Ayan, il piccolo profugo siriano annegato, quando ancora sorrideva con suo fratello. La famiglia stava cercando di raggiungere il Canada. Sono morti tutti. Tranne il padre
Come è possibile ancora sopportare? Non è solo il quanto, non è solo il dolore, non è solo l'immagine. È che sono bambini. Bambini piccolissimi. Morti annegati a un passo da Europa Fortezza 2015. Da Europa Sciacalli 2015. Da Europa “non possiamo accettare altri immigrati” 2015.
Aylan Kurdi sta a faccia in giù, su una spiaggia. Vittima ultima, di soli due anni, delle stragi nel Mediterraneo. La sua foto sulla battigia turca, davanti all'isola greca di Kos a cui non ha potuto arrivare, pubblicata dall'Indipendent, è diventata un simbolo mondiale.

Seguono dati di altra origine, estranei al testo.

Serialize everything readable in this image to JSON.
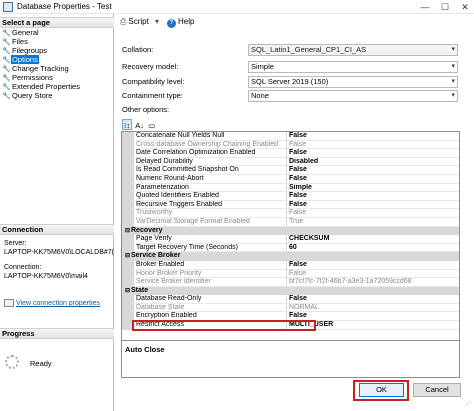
{
  "window": {
    "title": "Database Properties - Test",
    "minimize_glyph": "—",
    "maximize_glyph": "☐",
    "close_glyph": "✕"
  },
  "left": {
    "select_page_header": "Select a page",
    "pages": [
      {
        "label": "General",
        "icon": "wrench-icon",
        "selected": false
      },
      {
        "label": "Files",
        "icon": "wrench-icon",
        "selected": false
      },
      {
        "label": "Filegroups",
        "icon": "wrench-icon",
        "selected": false
      },
      {
        "label": "Options",
        "icon": "wrench-icon",
        "selected": true
      },
      {
        "label": "Change Tracking",
        "icon": "wrench-icon",
        "selected": false
      },
      {
        "label": "Permissions",
        "icon": "wrench-icon",
        "selected": false
      },
      {
        "label": "Extended Properties",
        "icon": "wrench-icon",
        "selected": false
      },
      {
        "label": "Query Store",
        "icon": "wrench-icon",
        "selected": false
      }
    ],
    "connection_header": "Connection",
    "server_label": "Server:",
    "server_value": "LAPTOP-KK75M6V0\\LOCALDB#7(",
    "connection_label": "Connection:",
    "connection_value": "LAPTOP-KK75M6V0\\mail4",
    "view_connection_link": "View connection properties",
    "progress_header": "Progress",
    "progress_status": "Ready"
  },
  "toolbar": {
    "script_label": "Script",
    "help_label": "Help"
  },
  "form": {
    "collation_label": "Collation:",
    "collation_value": "SQL_Latin1_General_CP1_CI_AS",
    "recovery_label": "Recovery model:",
    "recovery_value": "Simple",
    "compat_label": "Compatibility level:",
    "compat_value": "SQL Server 2019 (150)",
    "containment_label": "Containment type:",
    "containment_value": "None",
    "other_options_label": "Other options:"
  },
  "grid": {
    "rows": [
      {
        "type": "prop",
        "name": "Concatenate Null Yields Null",
        "value": "False",
        "readonly": false
      },
      {
        "type": "prop",
        "name": "Cross-database Ownership Chaining Enabled",
        "value": "False",
        "readonly": true
      },
      {
        "type": "prop",
        "name": "Date Correlation Optimization Enabled",
        "value": "False",
        "readonly": false
      },
      {
        "type": "prop",
        "name": "Delayed Durability",
        "value": "Disabled",
        "readonly": false
      },
      {
        "type": "prop",
        "name": "Is Read Committed Snapshot On",
        "value": "False",
        "readonly": false
      },
      {
        "type": "prop",
        "name": "Numeric Round-Abort",
        "value": "False",
        "readonly": false
      },
      {
        "type": "prop",
        "name": "Parameterization",
        "value": "Simple",
        "readonly": false
      },
      {
        "type": "prop",
        "name": "Quoted Identifiers Enabled",
        "value": "False",
        "readonly": false
      },
      {
        "type": "prop",
        "name": "Recursive Triggers Enabled",
        "value": "False",
        "readonly": false
      },
      {
        "type": "prop",
        "name": "Trustworthy",
        "value": "False",
        "readonly": true
      },
      {
        "type": "prop",
        "name": "VarDecimal Storage Format Enabled",
        "value": "True",
        "readonly": true
      },
      {
        "type": "cat",
        "name": "Recovery"
      },
      {
        "type": "prop",
        "name": "Page Verify",
        "value": "CHECKSUM",
        "readonly": false
      },
      {
        "type": "prop",
        "name": "Target Recovery Time (Seconds)",
        "value": "60",
        "readonly": false
      },
      {
        "type": "cat",
        "name": "Service Broker"
      },
      {
        "type": "prop",
        "name": "Broker Enabled",
        "value": "False",
        "readonly": false
      },
      {
        "type": "prop",
        "name": "Honor Broker Priority",
        "value": "False",
        "readonly": true
      },
      {
        "type": "prop",
        "name": "Service Broker Identifier",
        "value": "bf7cf7fc-7f2f-46b7-a3e3-1a72059ccd68",
        "readonly": true
      },
      {
        "type": "cat",
        "name": "State"
      },
      {
        "type": "prop",
        "name": "Database Read-Only",
        "value": "False",
        "readonly": false
      },
      {
        "type": "prop",
        "name": "Database State",
        "value": "NORMAL",
        "readonly": true
      },
      {
        "type": "prop",
        "name": "Encryption Enabled",
        "value": "False",
        "readonly": false
      },
      {
        "type": "prop",
        "name": "Restrict Access",
        "value": "MULTI_USER",
        "readonly": false
      }
    ]
  },
  "description": {
    "title": "Auto Close"
  },
  "buttons": {
    "ok_label": "OK",
    "cancel_label": "Cancel"
  },
  "colors": {
    "selection_blue": "#0078d7",
    "highlight_red": "#cc1f1f",
    "link_blue": "#0b5aa8"
  }
}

Perché è stata portata al pubblico, nonostante la durezza, a quello scopo: scuotere.
Ora dalla Rete, dai familiari, gli amici, sui social network, arrivano altre immagini. Che con quella, fanno ancora più male. Perché Aylan, a cui è stata strappata la vita, lì sorride. Col fratello, annegato anche lui. Aylan aveva tre anni. Il fratello Galup cinque. Sono morti con la mamma Rehan e altri otto rifugiati.

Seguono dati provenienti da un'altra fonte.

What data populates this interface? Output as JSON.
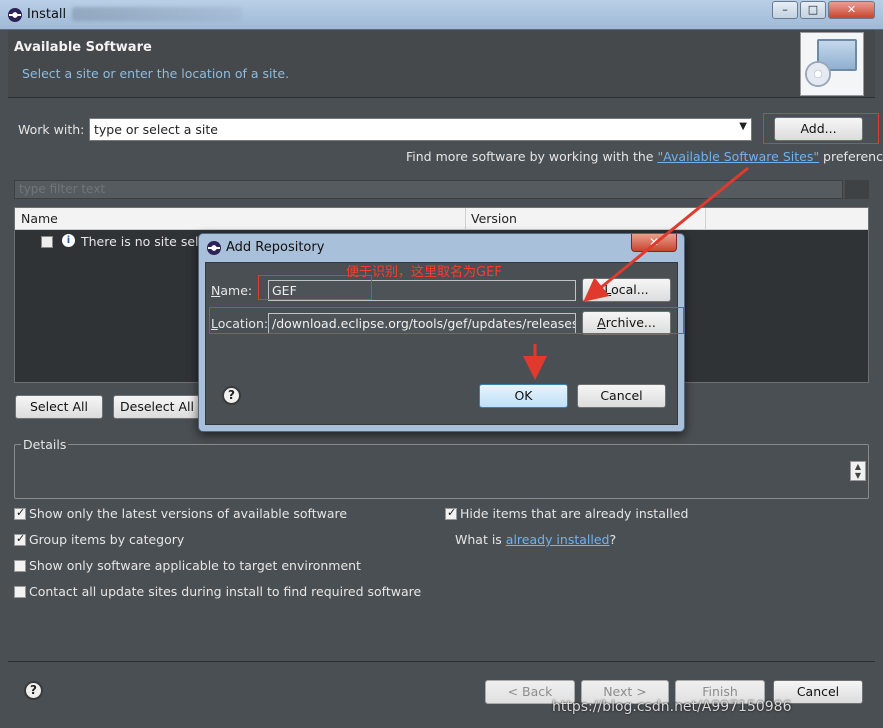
{
  "window": {
    "title": "Install",
    "controls": {
      "minimize": "–",
      "maximize": "□",
      "close": "✕"
    }
  },
  "header": {
    "title": "Available Software",
    "description": "Select a site or enter the location of a site."
  },
  "work_with": {
    "label": "Work with:",
    "placeholder": "type or select a site",
    "add_label": "Add..."
  },
  "find_more": {
    "prefix": "Find more software by working with the ",
    "link": "\"Available Software Sites\"",
    "suffix": " preferences."
  },
  "filter": {
    "placeholder": "type filter text"
  },
  "table": {
    "columns": [
      "Name",
      "Version"
    ],
    "rows": [
      {
        "text": "There is no site sele",
        "icon": "info-icon"
      }
    ]
  },
  "selection_buttons": {
    "select_all": "Select All",
    "deselect_all": "Deselect All"
  },
  "details": {
    "label": "Details"
  },
  "options": [
    {
      "label": "Show only the latest versions of available software",
      "checked": true
    },
    {
      "label": "Group items by category",
      "checked": true
    },
    {
      "label": "Show only software applicable to target environment",
      "checked": false
    },
    {
      "label": "Contact all update sites during install to find required software",
      "checked": false
    },
    {
      "label": "Hide items that are already installed",
      "checked": true
    }
  ],
  "what_is": {
    "prefix": "What is ",
    "link": "already installed",
    "suffix": "?"
  },
  "footer": {
    "back": "< Back",
    "next": "Next >",
    "finish": "Finish",
    "cancel": "Cancel"
  },
  "watermark": "https://blog.csdn.net/A997150986",
  "dialog": {
    "title": "Add Repository",
    "annotation": "便于识别，这里取名为GEF",
    "name_label_u": "N",
    "name_label_rest": "ame:",
    "name_value": "GEF",
    "local_u": "L",
    "local_rest": "ocal...",
    "location_label_u": "L",
    "location_label_rest": "ocation:",
    "location_value": "/download.eclipse.org/tools/gef/updates/releases/",
    "archive_u": "A",
    "archive_rest": "rchive...",
    "ok": "OK",
    "cancel": "Cancel"
  },
  "colors": {
    "annotation": "#e03a2e",
    "link": "#6fb3f0",
    "background": "#4a4f53"
  }
}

Il papà, Abudallah, è sopravvissuto. La loro speranza era arrivare in Canada, dove vive da 20 anni sua sorella, Teema, che ha parlato con un quotidiano di Ottawa. La richiesta di asilo della famiglia del piccolo Aylan era stata respinta mesi fa una prima volta. Erano rimasti in Turchia, ma volevano raggiungere i parenti. Per questo erano saliti sulla barca. Ora il padre avrebbe detto che vuole solo tornare a Kobane per poterli almeno seppellire.
Queste sono le poche informazioni disponibili. Poi ci sono i sorrisi di quei due figli annegati con la madre. Bambini come i nostri. E sono morti al confine della nostra collettiva indignazione immobile. Mentre scappavano dalla Siria in guerra.

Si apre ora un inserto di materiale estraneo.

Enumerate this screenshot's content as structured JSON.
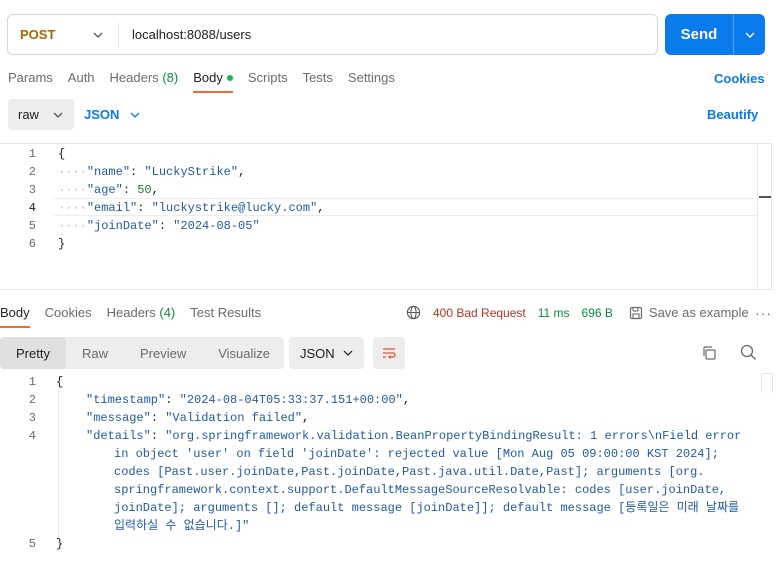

Ora i politici decideranno, l'Europa chiederà più controlli, più respingimenti, più identificazioni, prometterà “quote” di accoglienza, spenderà giusti soldi per un tetto, per un futuro da offrire a queste persone.
La storia si ripete nell'orrore: era l'ottobre del 2013 quando l'Espresso indagava sulla strage dei bambini nella nave lasciata affondare al largo della costa libica.
Ma Aylan e suo fratello non potranno mai essere cancellati dalle coscienze delle nazioni di Bruxelles. Perché non sono simboli. Erano bambini.